Surely I am not the only one imagining a really scary scenario if, if, Trump had been killed. Namely, civil war: millions of Republicans, with or without arms, descending on every DNC campaign center, on the offices of NYT and other media outlets, on agents of the security services, on any target they associate with those who railed against Donald Trump. Any press assembled for the RNC rally in Milwaukee would have checked out. Elected Democratic representatives at any level of government would need extra security.

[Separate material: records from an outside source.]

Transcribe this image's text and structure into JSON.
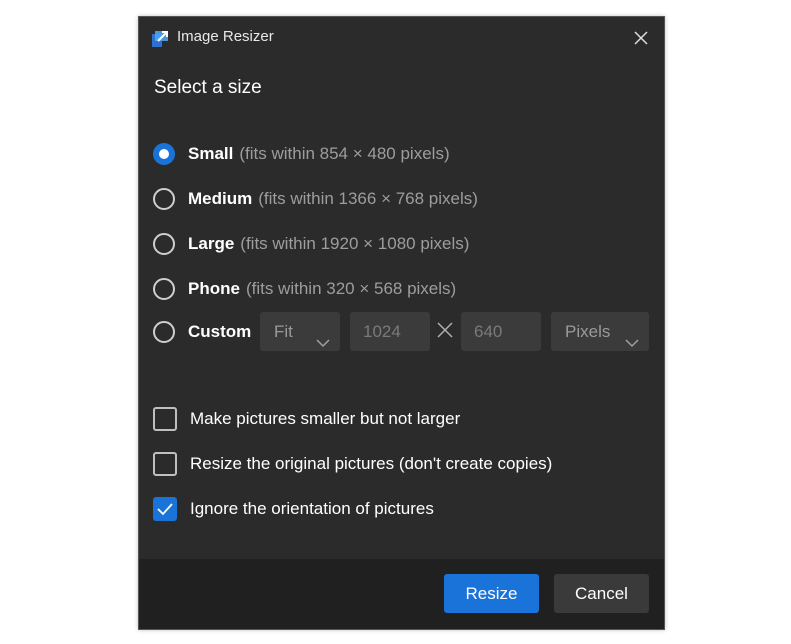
{
  "window": {
    "title": "Image Resizer",
    "app_icon": "image-resizer-icon",
    "close_icon": "close-icon"
  },
  "heading": "Select a size",
  "sizes": [
    {
      "label": "Small",
      "desc": "(fits within 854 × 480 pixels)",
      "selected": true
    },
    {
      "label": "Medium",
      "desc": "(fits within 1366 × 768 pixels)",
      "selected": false
    },
    {
      "label": "Large",
      "desc": "(fits within 1920 × 1080 pixels)",
      "selected": false
    },
    {
      "label": "Phone",
      "desc": "(fits within 320 × 568 pixels)",
      "selected": false
    },
    {
      "label": "Custom",
      "desc": "",
      "selected": false
    }
  ],
  "custom": {
    "fit_value": "Fit",
    "width_placeholder": "1024",
    "height_placeholder": "640",
    "separator_icon": "times-icon",
    "unit_value": "Pixels"
  },
  "options": [
    {
      "label": "Make pictures smaller but not larger",
      "checked": false
    },
    {
      "label": "Resize the original pictures (don't create copies)",
      "checked": false
    },
    {
      "label": "Ignore the orientation of pictures",
      "checked": true
    }
  ],
  "buttons": {
    "resize": "Resize",
    "cancel": "Cancel"
  },
  "colors": {
    "accent": "#1a73d9",
    "background": "#2b2b2b",
    "footer": "#202020",
    "secondary_text": "#9d9d9d"
  }
}
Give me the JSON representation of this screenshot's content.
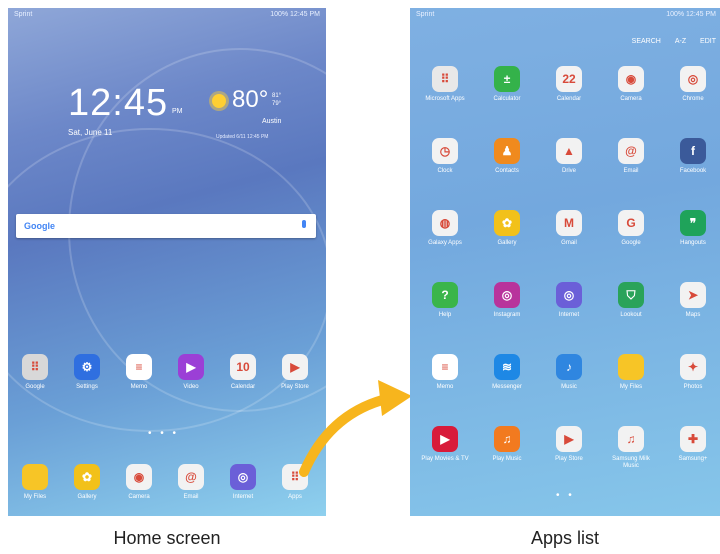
{
  "home": {
    "status": {
      "carrier": "Sprint",
      "right": "100% 12:45 PM"
    },
    "clock": {
      "time": "12:45",
      "ampm": "PM",
      "date": "Sat, June 11"
    },
    "weather": {
      "temp": "80°",
      "unit": "F",
      "hilo": "81°\n79°",
      "city": "Austin",
      "updated": "Updated 6/11 12:45 PM"
    },
    "search": {
      "logo": "Google"
    },
    "apps": [
      {
        "name": "Google",
        "color": "#d8d8d8",
        "glyph": "⠿"
      },
      {
        "name": "Settings",
        "color": "#2f6fe0",
        "glyph": "⚙"
      },
      {
        "name": "Memo",
        "color": "#ffffff",
        "glyph": "≡"
      },
      {
        "name": "Video",
        "color": "#9b3fd6",
        "glyph": "▶"
      },
      {
        "name": "Calendar",
        "color": "#f2f2f2",
        "glyph": "10"
      },
      {
        "name": "Play Store",
        "color": "#f2f2f2",
        "glyph": "▶"
      }
    ],
    "dock": [
      {
        "name": "My Files",
        "color": "#f7c526",
        "glyph": ""
      },
      {
        "name": "Gallery",
        "color": "#f2c11a",
        "glyph": "✿"
      },
      {
        "name": "Camera",
        "color": "#f2f2f2",
        "glyph": "◉"
      },
      {
        "name": "Email",
        "color": "#f2f2f2",
        "glyph": "@"
      },
      {
        "name": "Internet",
        "color": "#6b5fd8",
        "glyph": "◎"
      },
      {
        "name": "Apps",
        "color": "#f2f2f2",
        "glyph": "⠿"
      }
    ]
  },
  "appsList": {
    "status": {
      "carrier": "Sprint",
      "right": "100% 12:45 PM"
    },
    "toplinks": {
      "search": "SEARCH",
      "az": "A-Z",
      "edit": "EDIT"
    },
    "rows": [
      [
        {
          "name": "Microsoft Apps",
          "color": "#e8e8e8",
          "glyph": "⠿"
        },
        {
          "name": "Calculator",
          "color": "#34b24a",
          "glyph": "±"
        },
        {
          "name": "Calendar",
          "color": "#f2f2f2",
          "glyph": "22"
        },
        {
          "name": "Camera",
          "color": "#f2f2f2",
          "glyph": "◉"
        },
        {
          "name": "Chrome",
          "color": "#f2f2f2",
          "glyph": "◎"
        }
      ],
      [
        {
          "name": "Clock",
          "color": "#f2f2f2",
          "glyph": "◷"
        },
        {
          "name": "Contacts",
          "color": "#f08a1e",
          "glyph": "♟"
        },
        {
          "name": "Drive",
          "color": "#f2f2f2",
          "glyph": "▲"
        },
        {
          "name": "Email",
          "color": "#f2f2f2",
          "glyph": "@"
        },
        {
          "name": "Facebook",
          "color": "#3b5a9a",
          "glyph": "f"
        }
      ],
      [
        {
          "name": "Galaxy Apps",
          "color": "#f2f2f2",
          "glyph": "◍"
        },
        {
          "name": "Gallery",
          "color": "#f2c11a",
          "glyph": "✿"
        },
        {
          "name": "Gmail",
          "color": "#f2f2f2",
          "glyph": "M"
        },
        {
          "name": "Google",
          "color": "#f2f2f2",
          "glyph": "G"
        },
        {
          "name": "Hangouts",
          "color": "#1fa35a",
          "glyph": "❞"
        }
      ],
      [
        {
          "name": "Help",
          "color": "#3ab54a",
          "glyph": "?"
        },
        {
          "name": "Instagram",
          "color": "#b8339c",
          "glyph": "◎"
        },
        {
          "name": "Internet",
          "color": "#6b5fd8",
          "glyph": "◎"
        },
        {
          "name": "Lookout",
          "color": "#2aa35a",
          "glyph": "⛉"
        },
        {
          "name": "Maps",
          "color": "#f2f2f2",
          "glyph": "➤"
        }
      ],
      [
        {
          "name": "Memo",
          "color": "#ffffff",
          "glyph": "≡"
        },
        {
          "name": "Messenger",
          "color": "#1e88e5",
          "glyph": "≋"
        },
        {
          "name": "Music",
          "color": "#2f86e0",
          "glyph": "♪"
        },
        {
          "name": "My Files",
          "color": "#f7c526",
          "glyph": ""
        },
        {
          "name": "Photos",
          "color": "#f2f2f2",
          "glyph": "✦"
        }
      ],
      [
        {
          "name": "Play Movies & TV",
          "color": "#d81b3a",
          "glyph": "▶"
        },
        {
          "name": "Play Music",
          "color": "#f27a1f",
          "glyph": "♫"
        },
        {
          "name": "Play Store",
          "color": "#f2f2f2",
          "glyph": "▶"
        },
        {
          "name": "Samsung Milk Music",
          "color": "#f2f2f2",
          "glyph": "♫"
        },
        {
          "name": "Samsung+",
          "color": "#f2f2f2",
          "glyph": "✚"
        }
      ]
    ]
  },
  "captions": {
    "home": "Home screen",
    "apps": "Apps list"
  },
  "arrowColor": "#f7b51d"
}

Even without this awful scenario, especially fearful ‘liberals’, clutching their ‘seditious’ books and their rainbow flags while citing rising sales of firearms, had already been imagining a civil war in the streets of their shaky comfort zones. I had always felt those fears exaggerated. Not now. And not because they were prescient. Because they themselves are, in my experience, a major source of divisiveness, regularly spewing ugly, hateful words – intolerant, ignorant, politically ill-informed rantings against Republicans. Democrats dwell in a self-congratulatory ‘intellectual’ bubble unable to talk with anyone who might disagree with them. You must support Democrats, I’m told – however many wars they fund, however many homeless we have, however unchecked our capitalistic greed, however greater our budget for wars, police, and prisons, however many embargoes we level against Venezuela, Cuba, Iran, Russia and others.
Did a 20-year-old killer with a gun really set a new agenda?
While there will be more funds allocated for more policing and greater surveillance everywhere, Joe Biden has a reprieve – sort of.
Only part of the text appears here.